NEW YORK/LONDON/TOKYO – The dollar held steady on Monday as traders braced for an avalanche of market events featuring midweek policy decisions by the Federal Reserve, Bank of Japan, and Bank of England, and what could be a pivotal US employment report for the Fed on Friday.
The yen was little changed following the Japanese currency’s strongest weekly rally since late April on the back of shifting interest rate expectations and a stock market sell-off.
The dollar index, which measures the currency against the euro, yen, and four other major currencies, rose 0.18% to 104.56. The euro slipped 0.33% to USD 1.0821.
Dollar/yen was last up 0.13% at 153.995, reversing an earlier decline of as much as 0.49% to 153.04.
Markets have been focused on the surge in the yen over the last week, with rising speculation of a BOJ interest rate hike this week helping buoy the currency, along with the specter of BOJ intervention after several rounds of official yen buying in recent weeks.
Win Thin, Brown Brothers Harriman’s global head of market strategy, said in a client note that the yen will likely struggle to gain further upside momentum, with the BOJ likely to deliver a dovish hike at its meeting on Wednesday.
The US Federal Open Market Committee (FOMC) is widely expected to leave rates unchanged this week, but to cut them by a quarter point at the following meeting in September.
While the FOMC does not meet in August, Fed chair Jerome Powell could use the Jackson Hole gathering of central bankers in late August to prepare the market for a rate cut. By then more data on inflation and Friday’s July employment report will be available for policymakers to weigh conditions for a September cut.

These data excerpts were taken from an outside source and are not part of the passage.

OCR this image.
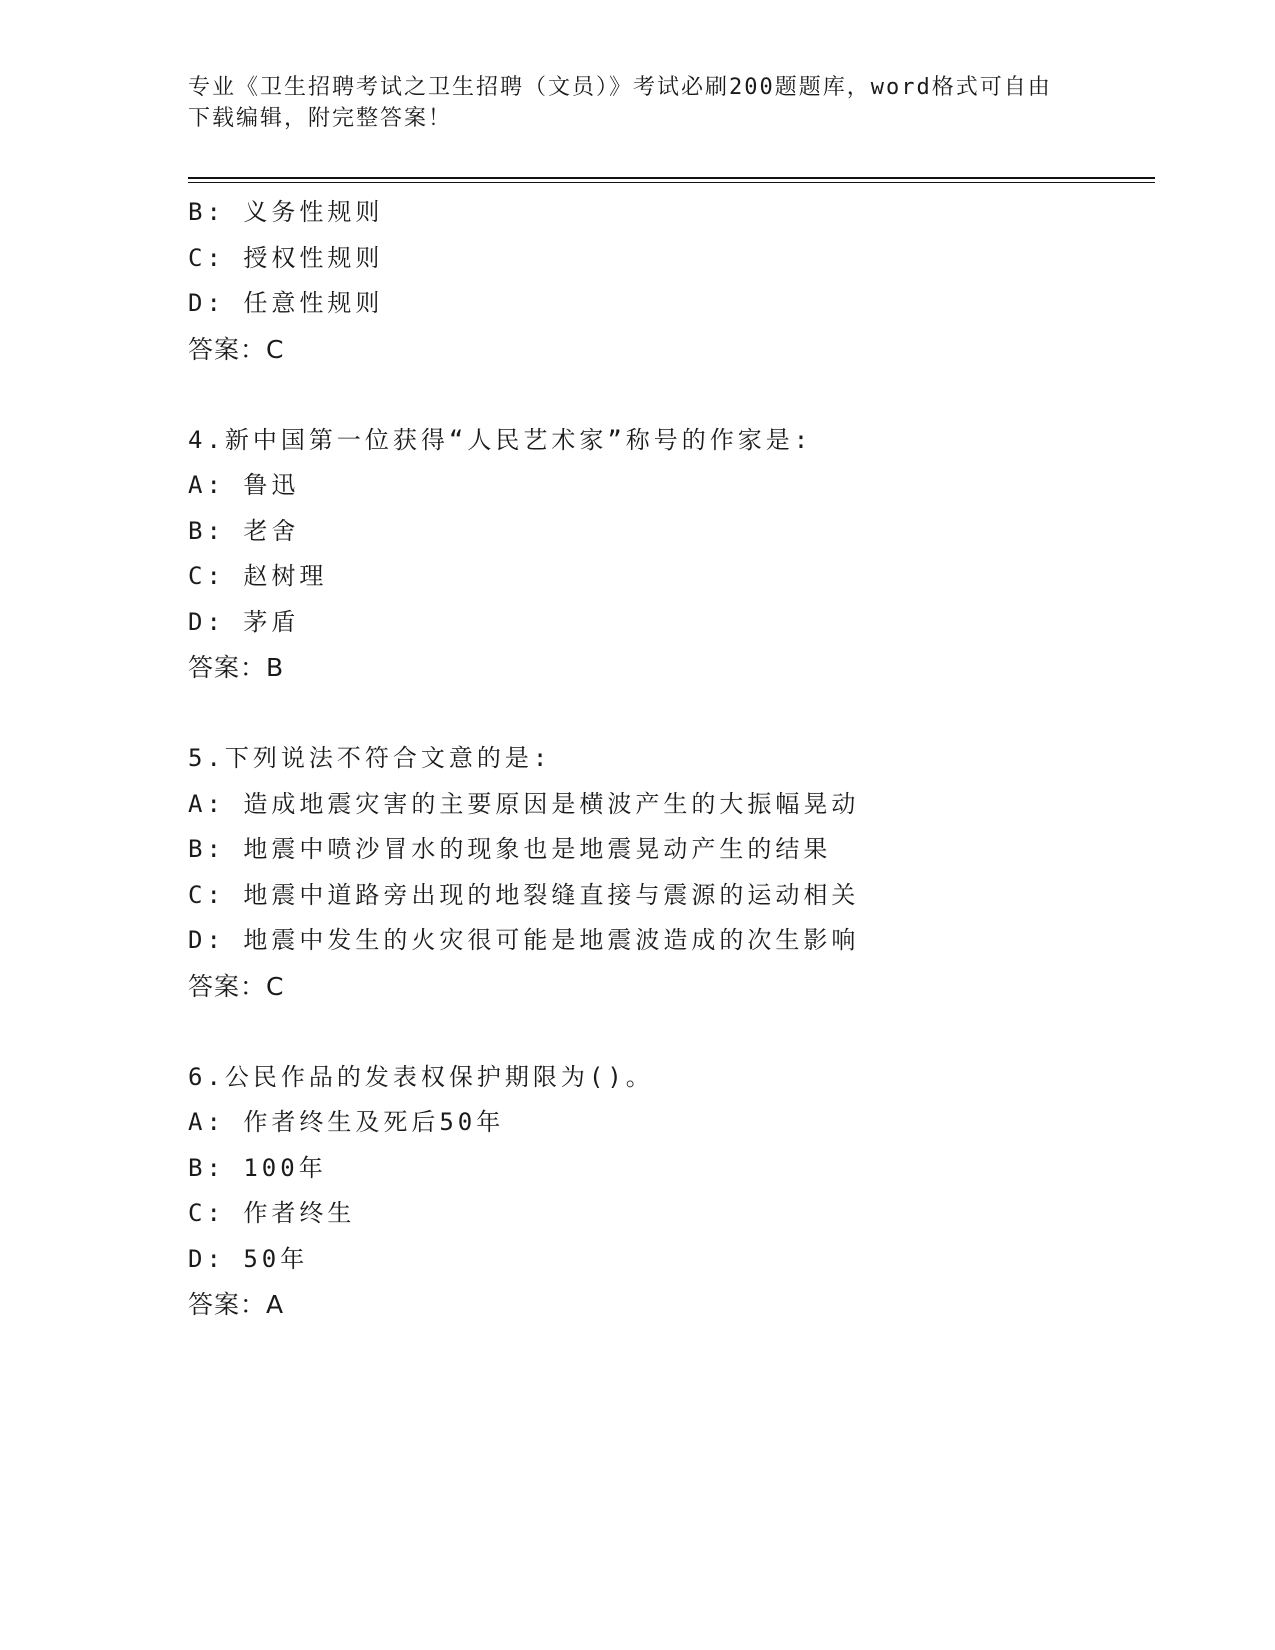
专业《卫生招聘考试之卫生招聘（文员）》考试必刷200题题库，word格式可自由下载编辑，附完整答案！
B: 义务性规则
C: 授权性规则
D: 任意性规则
答案：C
4.新中国第一位获得“人民艺术家”称号的作家是:
A: 鲁迅
B: 老舍
C: 赵树理
D: 茅盾
答案：B
5.下列说法不符合文意的是:
A: 造成地震灾害的主要原因是横波产生的大振幅晃动
B: 地震中喷沙冒水的现象也是地震晃动产生的结果
C: 地震中道路旁出现的地裂缝直接与震源的运动相关
D: 地震中发生的火灾很可能是地震波造成的次生影响
答案：C
6.公民作品的发表权保护期限为()。
A: 作者终生及死后50年
B: 100年
C: 作者终生
D: 50年
答案：A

While US-Japan yield differentials are thus expected to narrow, it does not look like the near-term carry trade advantage of borrowing/shorting yen to fund investments outside of Japan will erode significantly in the coming two months.
“The market doesn’t have much conviction right now. It doesn’t have much conviction, because everybody is reading from the same songbook, what would be called a ‘dovish hold’ by the Fed,” said Marc Chandler, chief market strategist at Bannockburn Global Forex in New York.
MARKET MOVES
Data released on Friday showed investors have sharply cut back on their bets against the yen, which was trading at a 38-year low at the start of the month.
“Sentiment remains fragile,” said Shinichiro Kadota, a currency and rates strategist at Barclays in Tokyo.
Ultimately, “US equities are still the key,” Kadota added, referencing the demand for safe-haven currencies like the yen seen during last week’s stock market rout. “Market moves have been led by US equities, and we need to see if things stabilize there.”
Wall Street was steady on Monday, coming off a volatile week marked by a deep two-day shakeout on worries about megacap earnings. The US earnings calendar this week is populated with heavyweights including Amazon.com, Apple, Meta Platforms, and Microsoft.
Currency traders also face a Bank of England meeting on Thursday, where the odds of a first rate cut are seen as a coin toss. British bond yields fell on Monday, weighing on the pound.
There was little reaction in sterling after Britain’s new finance minister, Rachel Reeves, announced spending cuts worth 13.5 billion pounds (USD 17.3 billion) over the next two years to help plug what she said was a 22 billion-pound overspend caused by the previous government.
The pound wrapped up 0.01% easier at USD 1.28645.
“There are a lot of big things happening this week and this is still market-positioning ahead of those events,” said Chandler.
Elsewhere, the Australian dollar was 0.02% firmer at USD 0.6548, attempting to recover from Friday’s low of USD 0.65105, a level not seen since the start of May.
Leading cryptocurrency bitcoin was 1.22% lower at USD 67,390, shaking off positive comments from Republican presidential candidate Donald Trump, who told a bitcoin conference on Saturday that the US must dominate the sector or China would.